La rebelle du Maine
Adèle Saint-Pierre mène le combat du parler
franco-américain
Comme ses dix autres frères et soeurs, Adèle Saint-Pierre
aurait pu continuer à aller à la messe pour faire
plaisir à ses parents et troquer à son tour le
français pour l'anglais, la langue de la très grande
majorité en Nouvelle-Angleterre. Mais non. Cette jeune
franco-américaine a des idées bien arrêtées.
Tout comme elle a annoncé à ses très catholiques
parents qu'elle ne fréquenterait plus l'église,
elle a choisi de se montrer distincte jusqu'au bout de la langue
en affichant sa culture francophone. Étudiante au doctorat
en linguistique à l'Université Laval depuis quelques
mois, elle entend bien témoigner de l'existence d'un français
spécifique aux Franco-américains avant qu'il ne
disparaisse, et peut-être même pousser ses compatriotes
à renouer avec leur culture.
Pendant très longtemps, Adèle Saint-Pierre a cru
que ses parents inventaient des mots comme "itou",
"icitte", ou qu'ils calquaient leur langage sur l'anglais,
tant le français parlé à la maison différait
de celui qu'elle apprenait à l'école. Il a fallu
qu'elle séjourne dans l'Ouest de la France, une région
d'où sont originaires tant de Québécois
et d'Acadiens, et qu'elle rencontre des gens prononçant
les mots à la façon des membres de sa famille,
pour découvrir que sa langue maternelle existait réellement.
Venus du Québec au début du 20e siècle,
en compagnie de plusieurs centaines de milliers de Québécois
sans travail, les ancêtres de la jeune fille ont choisi
le Maine pour s'établir. Fermiers de génération
en génération, ils ont jalousement conservé
leur culture francophone et leur foi catholique, mais le lien
avec la famille québécoise s'est perdu. «Les
parents de mon grand-père paternel l'ont envoyé
seul à 13 ans travailler dans le Maine et il a décidé
d'y rester», raconte la jeune Franco-américaine.

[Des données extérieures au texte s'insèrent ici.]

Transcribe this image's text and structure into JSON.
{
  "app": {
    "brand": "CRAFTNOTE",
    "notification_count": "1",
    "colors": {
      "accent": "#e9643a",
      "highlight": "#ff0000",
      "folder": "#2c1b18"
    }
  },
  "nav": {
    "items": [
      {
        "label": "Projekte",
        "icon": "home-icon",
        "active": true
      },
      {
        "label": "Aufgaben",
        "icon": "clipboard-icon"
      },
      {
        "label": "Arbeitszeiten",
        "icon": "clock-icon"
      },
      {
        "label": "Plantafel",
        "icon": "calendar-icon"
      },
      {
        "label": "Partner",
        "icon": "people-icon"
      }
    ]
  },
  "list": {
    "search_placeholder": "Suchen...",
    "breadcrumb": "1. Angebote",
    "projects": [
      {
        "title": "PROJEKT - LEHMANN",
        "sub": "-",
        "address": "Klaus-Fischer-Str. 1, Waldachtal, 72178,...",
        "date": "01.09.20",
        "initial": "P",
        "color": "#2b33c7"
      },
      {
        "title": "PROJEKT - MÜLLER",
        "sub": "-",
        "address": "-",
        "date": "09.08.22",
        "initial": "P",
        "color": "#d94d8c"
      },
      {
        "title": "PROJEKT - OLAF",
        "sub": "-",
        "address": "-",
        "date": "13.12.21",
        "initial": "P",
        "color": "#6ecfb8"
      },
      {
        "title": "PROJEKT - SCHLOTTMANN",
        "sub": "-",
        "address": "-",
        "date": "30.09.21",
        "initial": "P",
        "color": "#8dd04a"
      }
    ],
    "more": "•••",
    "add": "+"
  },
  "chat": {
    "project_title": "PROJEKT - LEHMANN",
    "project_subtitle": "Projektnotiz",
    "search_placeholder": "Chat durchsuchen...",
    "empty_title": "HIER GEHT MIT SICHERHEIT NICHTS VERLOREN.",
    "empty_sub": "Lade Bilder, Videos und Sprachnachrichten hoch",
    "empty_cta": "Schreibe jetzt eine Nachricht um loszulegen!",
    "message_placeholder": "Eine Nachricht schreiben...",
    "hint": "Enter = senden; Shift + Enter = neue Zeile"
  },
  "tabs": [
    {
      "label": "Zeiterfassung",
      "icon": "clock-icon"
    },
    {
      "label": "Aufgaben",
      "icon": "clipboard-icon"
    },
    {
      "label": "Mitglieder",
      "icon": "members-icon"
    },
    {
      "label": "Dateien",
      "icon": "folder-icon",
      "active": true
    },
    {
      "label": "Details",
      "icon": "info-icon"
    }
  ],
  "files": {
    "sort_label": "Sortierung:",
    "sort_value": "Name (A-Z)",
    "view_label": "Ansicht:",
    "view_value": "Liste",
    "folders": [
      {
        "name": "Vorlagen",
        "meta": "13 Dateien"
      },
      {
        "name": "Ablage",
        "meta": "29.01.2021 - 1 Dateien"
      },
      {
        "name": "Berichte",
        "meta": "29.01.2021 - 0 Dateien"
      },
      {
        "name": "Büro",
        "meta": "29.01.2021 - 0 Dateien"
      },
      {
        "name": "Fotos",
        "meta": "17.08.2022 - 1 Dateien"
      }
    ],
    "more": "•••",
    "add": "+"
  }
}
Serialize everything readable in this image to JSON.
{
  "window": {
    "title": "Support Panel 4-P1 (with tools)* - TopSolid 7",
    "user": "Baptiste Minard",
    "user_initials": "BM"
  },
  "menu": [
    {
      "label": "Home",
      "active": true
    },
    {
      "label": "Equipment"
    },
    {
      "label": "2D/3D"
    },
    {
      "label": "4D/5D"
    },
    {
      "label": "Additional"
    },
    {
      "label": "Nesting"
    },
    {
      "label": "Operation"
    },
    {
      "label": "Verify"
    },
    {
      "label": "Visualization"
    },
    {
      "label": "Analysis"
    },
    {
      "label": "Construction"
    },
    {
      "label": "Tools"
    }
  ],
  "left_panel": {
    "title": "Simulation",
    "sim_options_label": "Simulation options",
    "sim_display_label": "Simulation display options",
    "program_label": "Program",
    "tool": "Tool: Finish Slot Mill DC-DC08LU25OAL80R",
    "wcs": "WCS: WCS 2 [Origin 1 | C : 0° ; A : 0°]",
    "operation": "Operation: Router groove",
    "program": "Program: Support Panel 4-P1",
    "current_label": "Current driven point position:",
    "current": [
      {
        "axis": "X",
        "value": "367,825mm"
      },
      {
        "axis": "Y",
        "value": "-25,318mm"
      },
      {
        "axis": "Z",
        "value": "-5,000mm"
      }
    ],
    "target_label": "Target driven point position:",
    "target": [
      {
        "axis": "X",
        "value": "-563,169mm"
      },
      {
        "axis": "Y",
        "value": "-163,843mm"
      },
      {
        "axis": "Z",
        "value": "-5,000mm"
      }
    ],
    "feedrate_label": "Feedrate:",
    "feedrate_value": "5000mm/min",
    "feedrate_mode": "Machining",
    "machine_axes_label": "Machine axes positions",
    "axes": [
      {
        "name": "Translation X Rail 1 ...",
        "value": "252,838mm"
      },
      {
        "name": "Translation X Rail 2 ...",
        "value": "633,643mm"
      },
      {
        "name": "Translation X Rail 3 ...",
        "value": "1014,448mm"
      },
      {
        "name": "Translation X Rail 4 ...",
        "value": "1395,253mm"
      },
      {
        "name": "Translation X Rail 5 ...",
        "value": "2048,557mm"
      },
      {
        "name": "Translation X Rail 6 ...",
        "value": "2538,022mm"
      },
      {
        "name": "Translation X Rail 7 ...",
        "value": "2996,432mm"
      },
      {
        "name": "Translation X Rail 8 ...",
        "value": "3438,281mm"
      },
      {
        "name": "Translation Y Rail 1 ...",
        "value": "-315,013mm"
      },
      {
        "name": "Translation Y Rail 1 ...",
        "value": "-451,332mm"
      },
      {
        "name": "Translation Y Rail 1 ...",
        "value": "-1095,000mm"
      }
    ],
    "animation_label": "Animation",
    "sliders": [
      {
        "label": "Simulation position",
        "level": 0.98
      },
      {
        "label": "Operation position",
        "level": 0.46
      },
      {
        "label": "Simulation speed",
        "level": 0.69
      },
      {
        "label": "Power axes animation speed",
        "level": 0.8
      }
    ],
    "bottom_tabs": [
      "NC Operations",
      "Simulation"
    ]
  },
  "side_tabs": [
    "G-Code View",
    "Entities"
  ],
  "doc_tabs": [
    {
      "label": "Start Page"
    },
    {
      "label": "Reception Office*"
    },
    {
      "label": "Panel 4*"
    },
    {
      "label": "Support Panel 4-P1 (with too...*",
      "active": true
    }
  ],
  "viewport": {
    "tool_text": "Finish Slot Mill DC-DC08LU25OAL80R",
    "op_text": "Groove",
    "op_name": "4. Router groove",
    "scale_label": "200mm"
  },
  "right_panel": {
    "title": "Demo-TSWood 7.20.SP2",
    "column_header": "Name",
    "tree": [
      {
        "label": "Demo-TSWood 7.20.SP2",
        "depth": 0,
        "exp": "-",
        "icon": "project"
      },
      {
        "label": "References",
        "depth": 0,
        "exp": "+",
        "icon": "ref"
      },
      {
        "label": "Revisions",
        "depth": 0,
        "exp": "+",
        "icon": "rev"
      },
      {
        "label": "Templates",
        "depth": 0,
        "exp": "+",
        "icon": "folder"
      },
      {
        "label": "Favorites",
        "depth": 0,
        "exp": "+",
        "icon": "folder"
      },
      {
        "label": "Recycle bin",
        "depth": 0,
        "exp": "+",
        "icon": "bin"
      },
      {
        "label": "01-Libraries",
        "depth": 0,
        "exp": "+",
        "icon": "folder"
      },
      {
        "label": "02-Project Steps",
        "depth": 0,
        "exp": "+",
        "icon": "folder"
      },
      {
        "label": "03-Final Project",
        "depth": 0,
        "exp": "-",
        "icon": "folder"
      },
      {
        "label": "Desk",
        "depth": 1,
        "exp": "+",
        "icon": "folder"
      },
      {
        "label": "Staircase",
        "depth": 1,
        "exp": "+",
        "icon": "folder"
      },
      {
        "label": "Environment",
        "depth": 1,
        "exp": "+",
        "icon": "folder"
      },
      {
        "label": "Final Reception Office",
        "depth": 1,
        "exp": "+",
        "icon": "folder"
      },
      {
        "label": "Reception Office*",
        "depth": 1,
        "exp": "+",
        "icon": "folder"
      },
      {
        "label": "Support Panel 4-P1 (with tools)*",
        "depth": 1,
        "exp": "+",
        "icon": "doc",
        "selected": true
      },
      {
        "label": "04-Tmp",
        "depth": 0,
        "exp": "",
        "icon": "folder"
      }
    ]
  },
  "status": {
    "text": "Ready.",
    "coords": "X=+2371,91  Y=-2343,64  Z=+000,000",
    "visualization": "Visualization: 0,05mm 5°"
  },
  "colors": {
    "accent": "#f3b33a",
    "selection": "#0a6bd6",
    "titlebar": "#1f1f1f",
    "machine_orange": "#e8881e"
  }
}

Désireuse de mieux comprendre la langue de son enfance,
la jeune fille a entrepris une maîtrise à l'Université
du Maine, codirigée par Claude Poirier, professeur au
Département de langues, linguistique et traduction de
l'Université Laval. Peu de temps après, elle décidait
de poursuivre son doctorat au Québec, afin d'étudier
en profondeur la langue parlée par ses parents à
Jay, une ville de 5 000 habitants dans l'Ouest du Maine. «Il
faut absolument conserver une trace de leur façon de parler
car lorsque mes parents et mes oncles et tantes seront morts,
je serais la seule à utiliser encore ce type de français»,
explique-t-elle.
Le franco-américain «live»
Pour mener son travail à bien, l'étudiante
compte utiliser des enregistrements sonores de conversations
avec des habitants de Jay, car il existe peu de livres ou de
recherches à ce sujet. Elle va ainsi pouvoir fixer la
prononciation utilisée par ces Franco-américains,
ainsi que le vocabulaire spécifique et les emprunts effectués
parfois à l'anglais. Une recherche qui intéresse
grandement son professeur Claude Poirier. "Pour nous, c'est
un témoignage sur la prononciation ancienne des Québécois,
même si cette variété de français
a pu évoluer de façon différente chez les
Franco-américains", indique-t-il.
Farouche militante du fait français dans son coin de pays,
Adèle Saint-Pierre ne manque pas de projets. Récemment,
elle a ainsi proposé aux éditions du Septentrion
un livre de recettes retranscrivant de la façon la plus
fidèle possible la cuisine fermière pratiquée
par sa mère et ses cinq soeurs, à partir d'une
conversation collective de plusieurs heures. "J'ai essayé
de trouver des trucs pour écrire selon leur prononciation
et éviter le français standard", raconte la
jeune fille. Rarement en panne d'idées, elle prépare
par ailleurs la deuxième édition d'un festival
culturel franco-américain qu'elle a lancé en août
dernier sur la ferme familiale. "À ma grande surprise,
près de 600 personnes sont venues découvrir les
groupes de musique traditionnelle du Maine et du Québec
que j'avais invités, raconte-t-elle. Une femme en larmes
m'a raconté que cet événement lui avait
fait prendre conscience de son identité francophone et
de la nécessité de transmettre cette culture à
ses enfants." Chanteuse elle aussi à ses heures,
Adèle Saint-Pierre ouvrira le prochain festival avec une
chanson de son cru. D'ici là, vous pouvez découvrir
ses talents musicaux le samedi soir 31 janvier, puisqu'elle se
produit au Pub Georges dans le quartier du Petit-Champlain.